Inside the cement lighthouse station, rebuilt after the original wood structure burned down in the 1930s, it’s cozy and clean. John Gans says the fresh walls and refinished bathroom are just routine maintenance – but they look suspiciously like improvements.
“We do chipping and painting and picking up old and rusty things and organizing them. And trying to make the lighthouse look the best we can make it look with what we have to work with,” he said.
Their son, 18 year-old Ismael Castillejos Velasquez, is an important member of their team. Velasquez is deaf, and originally from a rural village in Mexico.
The couple met him on a sailing trip down south, and he’s been living with them on and off for the last three years. One of his jobs is to take daily measurements of their rain-fed water tanks to make sure they don’t run out, part of his homeschooling on the island.
Velasquez is fluent in sign language now, and plans to go to college. Pat Gans says that after growing up with virtually no language, he’s gradually learning to hear.

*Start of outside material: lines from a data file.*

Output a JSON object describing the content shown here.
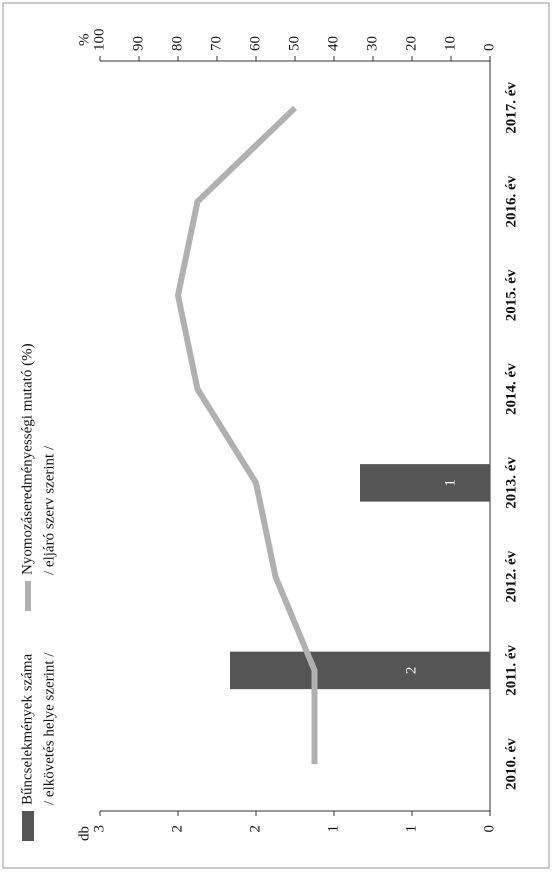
{
  "chart_data": {
    "type": "bar_line",
    "categories": [
      "2010. év",
      "2011. év",
      "2012. év",
      "2013. év",
      "2014. év",
      "2015. év",
      "2016. év",
      "2017. év"
    ],
    "y_label": "db",
    "y2_label": "%",
    "series": [
      {
        "name": "Bűncselekmények száma",
        "subtitle": "/ elkövetés helye szerint /",
        "color": "#555555",
        "values": [
          0,
          2,
          0,
          1,
          0,
          0,
          0,
          0
        ],
        "value_labels": [
          null,
          "2",
          null,
          "1",
          null,
          null,
          null,
          null
        ]
      },
      {
        "name": "Nyomozáseredményességi mutató (%)",
        "subtitle": "/ eljáró szerv szerint /",
        "color": "#b0b0b0",
        "axis": "y2",
        "values": [
          45,
          45,
          55,
          60,
          75,
          80,
          75,
          50
        ]
      }
    ],
    "ylim": [
      0,
      3
    ],
    "yticks": [
      0,
      {
        "value": 0.6,
        "label": "1"
      },
      {
        "value": 1.2,
        "label": "1"
      },
      {
        "value": 1.8,
        "label": "2"
      },
      {
        "value": 2.4,
        "label": "2"
      },
      3
    ],
    "y2lim": [
      0,
      100
    ],
    "y2ticks": [
      0,
      10,
      20,
      30,
      40,
      50,
      60,
      70,
      80,
      90,
      100
    ]
  }
}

“The thing we hear the most from Ismael is ‘first time! First time! First time to see this. First time to be here. First time to experience this!” said Gans. “That brings the freshness back to us as well.”
And when it’s time to take a break from their Sisyphean tasks, there is a remarkable amount to wonder at.
The keepers explores the island and its miniature rainforest as a living classroom – identifying all the edible berries, checking in on the bald eagle nest, and, hanging out with whales of course.
Hundreds of humpbacks visit here each summer, and for decades, the lighthouse has been a major platform for whale research.
“This is my favorite place to be with the whales,” said Pat Gans.
Her preferred perch is the ugliest spot on the island – an old rusty crane dock made of broken concrete – very close to the water.
“I can sit right here,” said Gans. “I can lean back against this and it’s deep right there. So the whales come like right there. It drops off and they come right there.”
It was a whale researcher who was here two years ago that mentioned this opportunity to the Gans family. She thought they might need Five Finger, and that it definitely needed them.
They plan on staying into October. Long enough to really see the light change, and long enough to welcome more visitors to this far-off place.